Snyder denied that he wants to break earlier commitments, saying he simply is asking to make road improvements as they are needed, not all at once. In the end, Snyder said, all the work will be completed as promised.

"We expected to have two condominium (towers) up by now," Snyder said. "But all we have been able to build is 25% of the project, instead of 60(%) or 70%, because of economic conditions. Since we are not going to generate the kind of traffic that had been anticipated, we are looking for a little relief."

Snyder said that he hopes to begin building the condominiums sometime this year but that he is not sure when demand for commercial space will increase enough to build the office structure.

The developer said the request for a delay is not due to financial problems. Snyder is past due with more than $400,000 in rent his company owes Los Angeles County for a nearby Marina del Rey condominium complex. But Snyder said that the partnership running the Marina condos is entirely separate from Channel Gateway and that his new project has no financial troubles.

City officials project that, when completed, Channel Gateway will put an additional 8,500 cars daily on already crowded roadways near Marina del Rey.

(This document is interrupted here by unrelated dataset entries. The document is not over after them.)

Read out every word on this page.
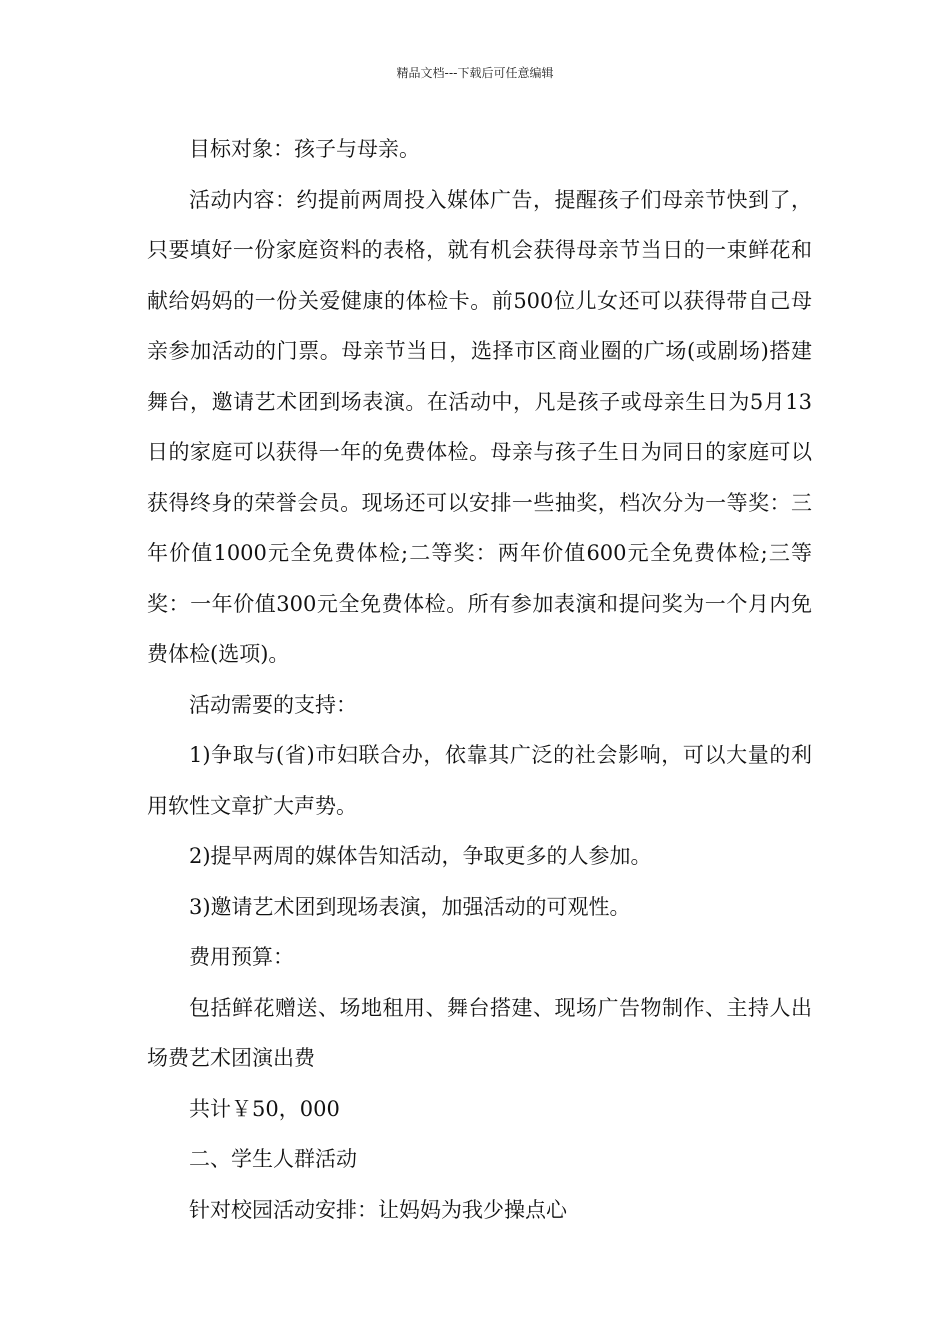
精品文档---下载后可任意编辑

目标对象：孩子与母亲。

活动内容：约提前两周投入媒体广告，提醒孩子们母亲节快到了，只要填好一份家庭资料的表格，就有机会获得母亲节当日的一束鲜花和献给妈妈的一份关爱健康的体检卡。前500位儿女还可以获得带自己母亲参加活动的门票。母亲节当日，选择市区商业圈的广场(或剧场)搭建舞台，邀请艺术团到场表演。在活动中，凡是孩子或母亲生日为5月13日的家庭可以获得一年的免费体检。母亲与孩子生日为同日的家庭可以获得终身的荣誉会员。现场还可以安排一些抽奖，档次分为一等奖：三年价值1000元全免费体检;二等奖：两年价值600元全免费体检;三等奖：一年价值300元全免费体检。所有参加表演和提问奖为一个月内免费体检(选项)。

活动需要的支持：

1)争取与(省)市妇联合办，依靠其广泛的社会影响，可以大量的利用软性文章扩大声势。

2)提早两周的媒体告知活动，争取更多的人参加。

3)邀请艺术团到现场表演，加强活动的可观性。

费用预算：

包括鲜花赠送、场地租用、舞台搭建、现场广告物制作、主持人出场费艺术团演出费

共计￥50，000

二、学生人群活动

针对校园活动安排：让妈妈为我少操点心
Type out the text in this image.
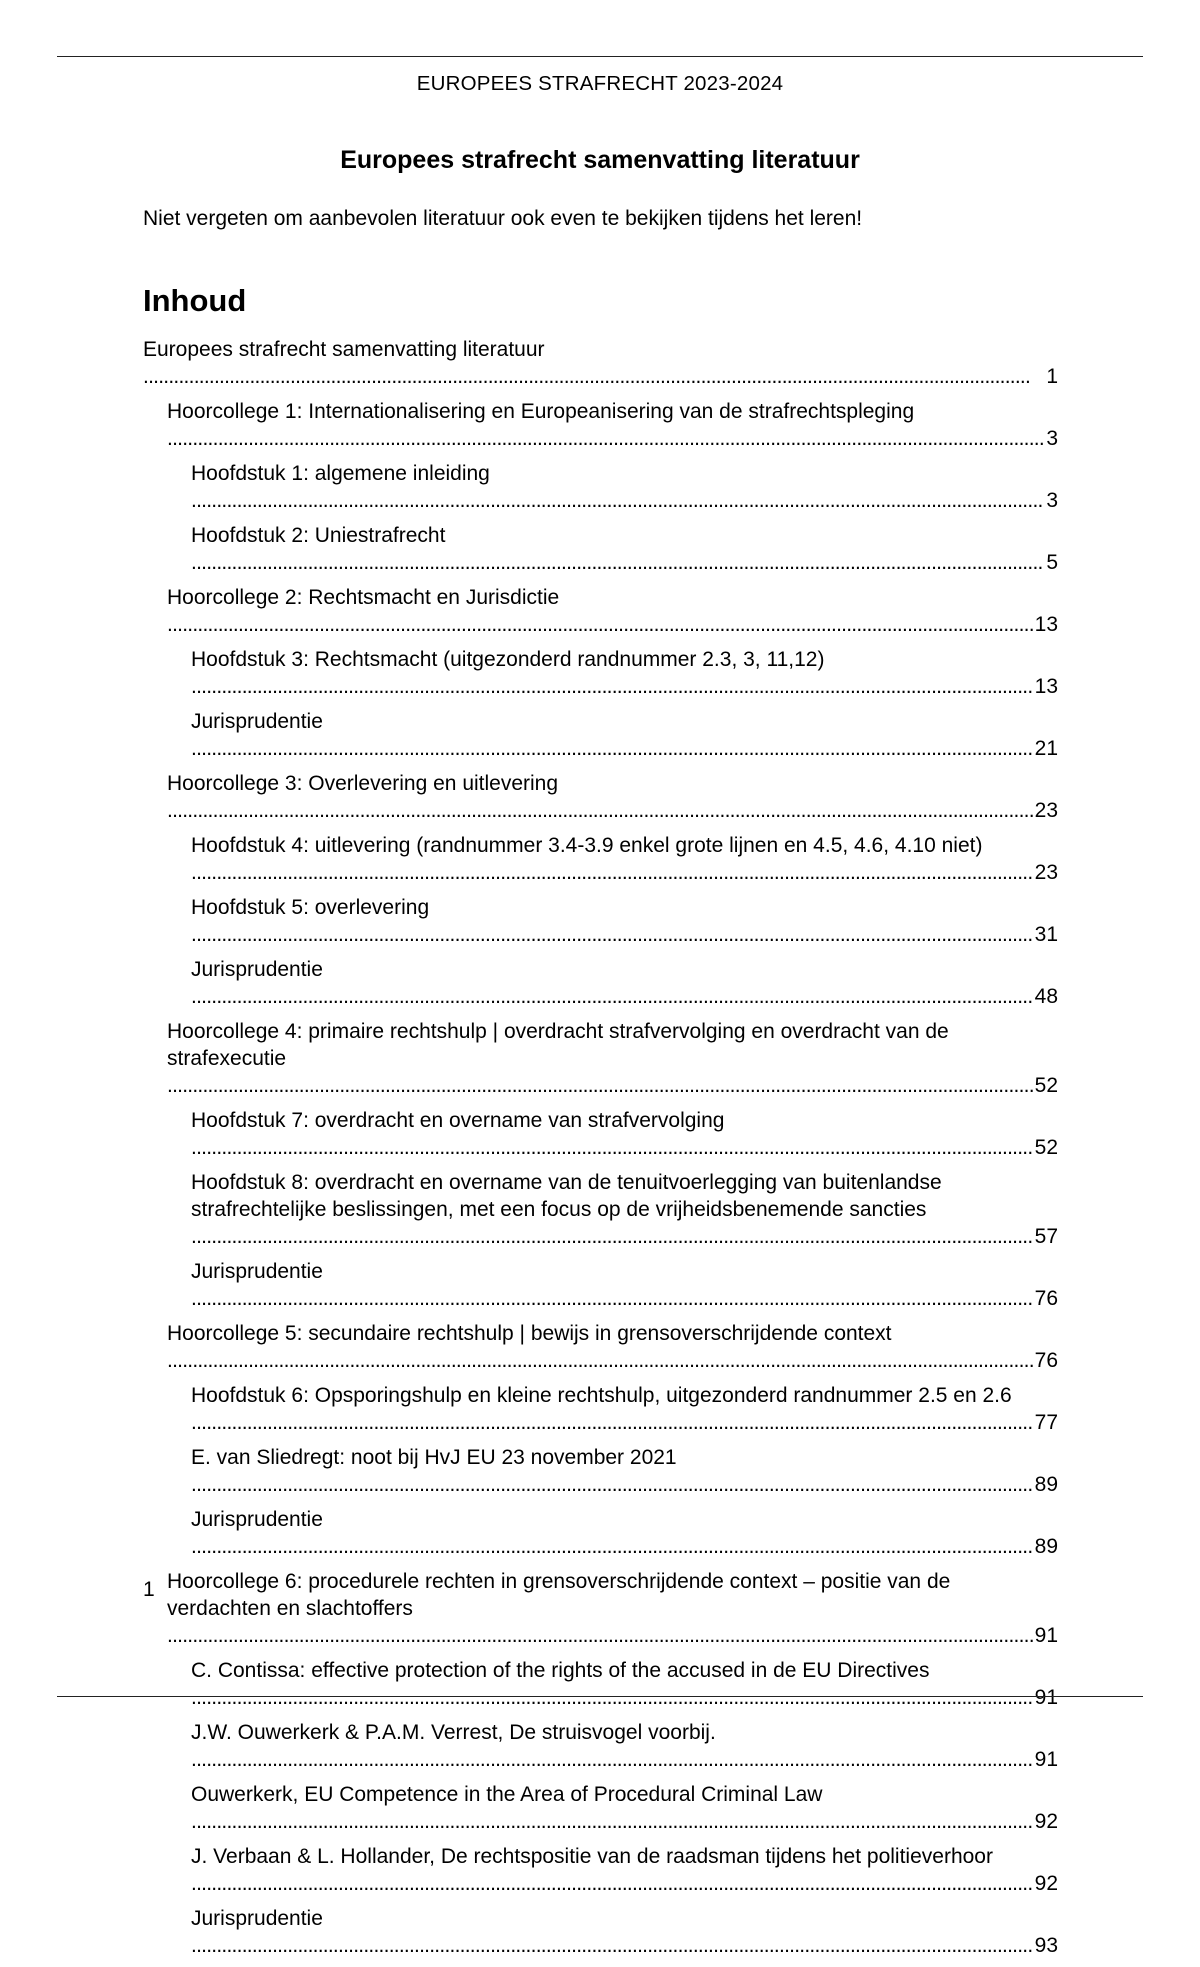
EUROPEES STRAFRECHT 2023-2024
Europees strafrecht samenvatting literatuur
Niet vergeten om aanbevolen literatuur ook even te bekijken tijdens het leren!
Inhoud
Europees strafrecht samenvatting literatuur . . .
1
Hoorcollege 1: Internationalisering en Europeanisering van de strafrechtspleging . . .
3
Hoofdstuk 1: algemene inleiding . . .
3
Hoofdstuk 2: Uniestrafrecht . . .
5
Hoorcollege 2: Rechtsmacht en Jurisdictie . . .
13
Hoofdstuk 3: Rechtsmacht (uitgezonderd randnummer 2.3, 3, 11,12) . . .
13
Jurisprudentie . . .
21
Hoorcollege 3: Overlevering en uitlevering . . .
23
Hoofdstuk 4: uitlevering (randnummer 3.4-3.9 enkel grote lijnen en 4.5, 4.6, 4.10 niet) . . .
23
Hoofdstuk 5: overlevering . . .
31
Jurisprudentie . . .
48
Hoorcollege 4: primaire rechtshulp | overdracht strafvervolging en overdracht van de strafexecutie . . .
52
Hoofdstuk 7: overdracht en overname van strafvervolging . . .
52
Hoofdstuk 8: overdracht en overname van de tenuitvoerlegging van buitenlandse strafrechtelijke beslissingen, met een focus op de vrijheidsbenemende sancties . . .
57
Jurisprudentie . . .
76
Hoorcollege 5: secundaire rechtshulp | bewijs in grensoverschrijdende context . . .
76
Hoofdstuk 6: Opsporingshulp en kleine rechtshulp, uitgezonderd randnummer 2.5 en 2.6 . . .
77
E. van Sliedregt: noot bij HvJ EU 23 november 2021 . . .
89
Jurisprudentie . . .
89
Hoorcollege 6: procedurele rechten in grensoverschrijdende context – positie van de verdachten en slachtoffers . . .
91
C. Contissa: effective protection of the rights of the accused in de EU Directives . . .
91
J.W. Ouwerkerk & P.A.M. Verrest, De struisvogel voorbij. . . .
91
Ouwerkerk, EU Competence in the Area of Procedural Criminal Law . . .
92
J. Verbaan & L. Hollander, De rechtspositie van de raadsman tijdens het politieverhoor . . .
92
Jurisprudentie . . .
93
1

Snyder pledged during a long series of meetings with community groups and government officials to offset the crush of cars with a series of public works projects: a computerized traffic signal system at seven of the area's worst intersections; a widening of Lincoln, providing up to four through lanes; a relocation of the western end of the Marina Expressway to the south and expansion of turn lanes connecting the expressway and Lincoln, and widening the expressway near Mindinao Way, providing three through lanes.

Executives from the J. H. Snyder Co. first contacted the city Department of Transportation last month to ask that some of those improvements be phased in gradually.

The company's traffic consultant argued that during the first phase of the project, no street work at all should be required. The consultant argued that the 544 apartments will put scarcely more traffic on the roads than businesses that formerly operated on the property.

The traffic consultant said city officials used outdated figures that exaggerate the number of cars that will come to and from the apartments. City transportation engineers project that about 380 cars will come and go from 4:30 to 5:30 in the afternoon, while the developer's consultant, Crain & Associates of Southern California, predicted the apartments would produce just 216 cars.

But the city's traffic analysts have already rejected that logic and the developer's request to build no street improvements during the apartment construction. "I don't think that's a fair argument," said AllynRifkin, the city's principal transportation engineer.

Rifkin said, however, that a gradual construction of traffic improvements makes sense. And City Councilwoman Ruth Galanter, who serves the area, agreed.